O Corona Bicho – Uma crônica de Antonio Travassos
Seu Zé Raimundo era um cabra matuto, daqueles que vivem no seu terreno e só saem de lá, uma vez por mês para fazer a feira daquilo que o sítio não produz, em outras palavras, era um “Bicho do mato”. Naquele sábado, Zé Raimundo foi pra rua comprar umas coisinhas, pegou o burro chamado Bastião, colocou-lhe a sela roladeira, e os enfeites prateados no peitoral, um rabicho bem desenhado pelo compadre craúna e partiu. O dia estava amanhecendo, era uma alvorada realmente sertaneja, na beira do açude garças boiadeiras coletavam insetos e algumas interagiam com os bois de carro, carrapateando. Zé foi se distanciando do sítio até chegar na cidadezinha de Santo Antônio do Vira e Volta, entrou na cidade, ninguém pela rua, foi no local da feira e nada, ninguém vendendo nada, nem fruta, verdura, carne verde, nadinha, nadinha. Zé Raimundo começou a ficar desconfiado, pensando:… “Será que está acontecendo uma guerra, mas eu não vi nenhum tiro, nem o exército na rua.” Ele continuava pensativo quando se encontrou com um morador de Santo Antônio que quando o vê, sai de perto correndo e dizendo: – Cadê a máscara seu Zé Raimundo? Zé Raimundo já meio enfezado: – Eu sou home de ter máscara, Maneguedeba. Tá me desconhecendo, fela da puta. Continuou andando com Bastião puxado pelo rédea, pela cidade deserta; ninguém, nem feira, nem comércio, nada. O que será que está acontecendo? Pensava ele. Zé Raimundo monta novamente em Bastião e segue para casa do seu compadre, Tonho Galdino, irmão de um famoso médico de Garanhuns, especialista em diagnóstico por imagem, dr. Jurandi Galdino.

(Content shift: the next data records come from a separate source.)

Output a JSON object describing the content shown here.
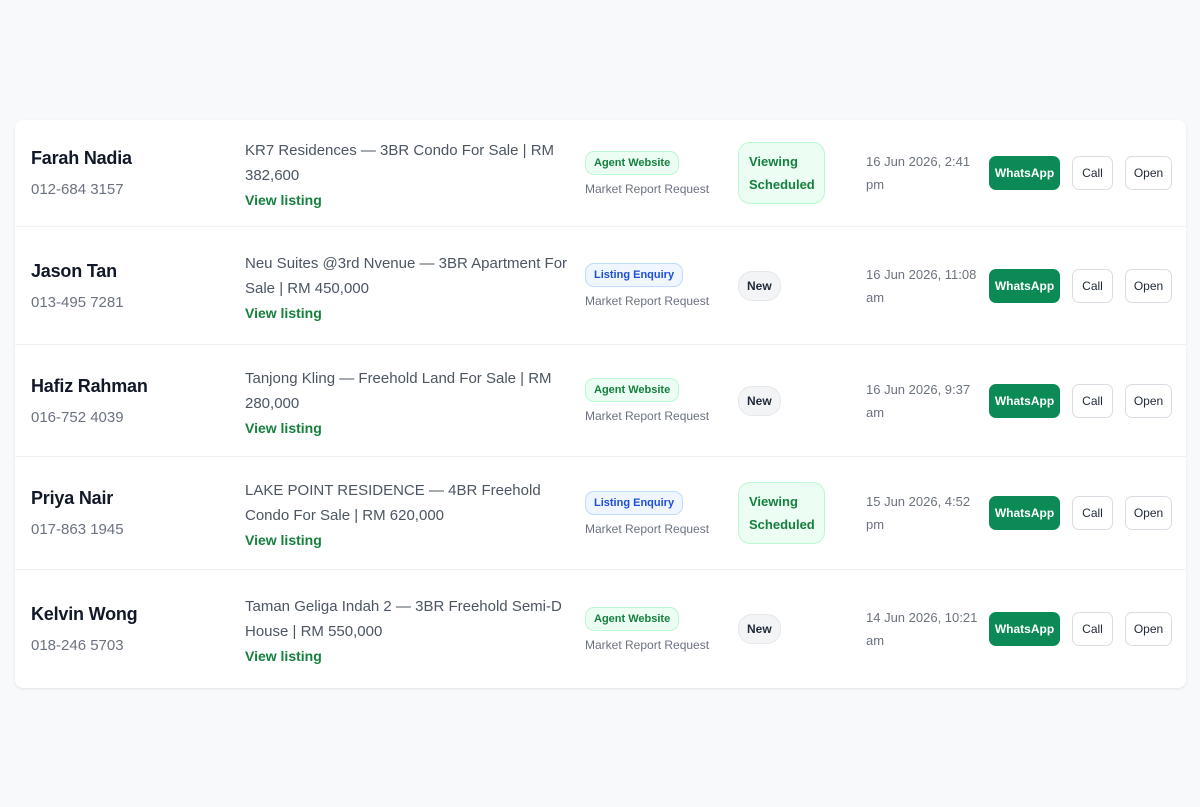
{
  "leads": [
    {
      "name": "Farah Nadia",
      "phone": "012-684 3157",
      "listing": "KR7 Residences — 3BR Condo For Sale | RM 382,600",
      "view_link": "View listing",
      "source": "Agent Website",
      "source_type": "green",
      "source_sub": "Market Report Request",
      "status": "Viewing Scheduled",
      "status_type": "viewing",
      "date": "16 Jun 2026, 2:41 pm",
      "actions": {
        "whatsapp": "WhatsApp",
        "call": "Call",
        "open": "Open"
      }
    },
    {
      "name": "Jason Tan",
      "phone": "013-495 7281",
      "listing": "Neu Suites @3rd Nvenue — 3BR Apartment For Sale | RM 450,000",
      "view_link": "View listing",
      "source": "Listing Enquiry",
      "source_type": "blue",
      "source_sub": "Market Report Request",
      "status": "New",
      "status_type": "new",
      "date": "16 Jun 2026, 11:08 am",
      "actions": {
        "whatsapp": "WhatsApp",
        "call": "Call",
        "open": "Open"
      }
    },
    {
      "name": "Hafiz Rahman",
      "phone": "016-752 4039",
      "listing": "Tanjong Kling — Freehold Land For Sale | RM 280,000",
      "view_link": "View listing",
      "source": "Agent Website",
      "source_type": "green",
      "source_sub": "Market Report Request",
      "status": "New",
      "status_type": "new",
      "date": "16 Jun 2026, 9:37 am",
      "actions": {
        "whatsapp": "WhatsApp",
        "call": "Call",
        "open": "Open"
      }
    },
    {
      "name": "Priya Nair",
      "phone": "017-863 1945",
      "listing": "LAKE POINT RESIDENCE — 4BR Freehold Condo For Sale | RM 620,000",
      "view_link": "View listing",
      "source": "Listing Enquiry",
      "source_type": "blue",
      "source_sub": "Market Report Request",
      "status": "Viewing Scheduled",
      "status_type": "viewing",
      "date": "15 Jun 2026, 4:52 pm",
      "actions": {
        "whatsapp": "WhatsApp",
        "call": "Call",
        "open": "Open"
      }
    },
    {
      "name": "Kelvin Wong",
      "phone": "018-246 5703",
      "listing": "Taman Geliga Indah 2 — 3BR Freehold Semi-D House | RM 550,000",
      "view_link": "View listing",
      "source": "Agent Website",
      "source_type": "green",
      "source_sub": "Market Report Request",
      "status": "New",
      "status_type": "new",
      "date": "14 Jun 2026, 10:21 am",
      "actions": {
        "whatsapp": "WhatsApp",
        "call": "Call",
        "open": "Open"
      }
    }
  ],
  "colors": {
    "page_bg": "#f8f9fb",
    "whatsapp": "#0b8a55",
    "link": "#15803d",
    "source_green": "#15803d",
    "source_blue": "#1d4ed8"
  }
}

Chegou na casa de Tonho, apeou Bastião, desceu e foi para o portão: – Tonho… Ô compadre Tonho… Ô de casa… Tonho abre meia porta e coloca meio rosto encostado na porta e diz: – Ô compadre, que foi que houve? Zé Raimundo olha de soslaio e rebate: – Que pantim é esse compadre, tem ninguém na rua, na feira todo mundo escondido, até o senhor. – ô compadre, e né o tal do Corona. Tá matando é gente por aí. – Corona? Quem é esse bobônica metido a cavalo do cão? – É o Corona vírus compadre, não ouviu falar nele ainda, não? – Ô compadre eu já tô com raiva desse corno, fela da puta, filho de uma rapariga de um olho só. Se eu me encontrar com ele, ele se estrepa. Num tem home nessa cidade que arranque os olhos desse Corona? – Calma compadre, o Corona nem é animal, nem vegetal, segundo dr. Jurandi e gosta mesmo é de matar gente velha. Vá pra casa e tome cuidado para ele não aparecer por lá, fique vigilante. Zé Raimundo, monta em Bastião que estava apeado na frente da casa de Tonho, e num galope em cima das mãos chega em casa esbaforido e é recebido por dona Sinhá: – Que foi meu velho? Zé Raimundo fita longamente dona Sinhá e diz: – Tá acontecendo alguma coisa muito estranha lá pela rua. Compadre Tonho me falou, que o dr. Jurandi disse a ele que tem um bicho, que nem é vegetal nem animal solto por aí e que gosta mesmo é de matar gente velha. – Vixe Maria, tamo encrencado Zé, disse a dona Sinhá. – Ajeite café com bolo, numa garrafa térmica queeu vou ficar de vigia no terraço, feito compadre Tonho mandou. – E você acha que esse Bicho mata os véio, porquê? – Ora Sinhá, matando os véio diminui a sabedoria do mundo. – Vixe, pois num é mesmo home, isso é arte do cão.
Quem passa pela fazenda Malhada da Onça e olha para o alpendre da casa, vê uma cena inesquecível. Zé Raimundo sentado numa cadeira de balanço com uma combréia véia na cintura, um peitoral coberto de bala cruzado no tórax e um rifle papo amarelo pendurado no encosto da cadeira, e ele amolando uma faca só esperando o tal do Corona.
*Antonio Travassos é cronista, zootecnista e professor.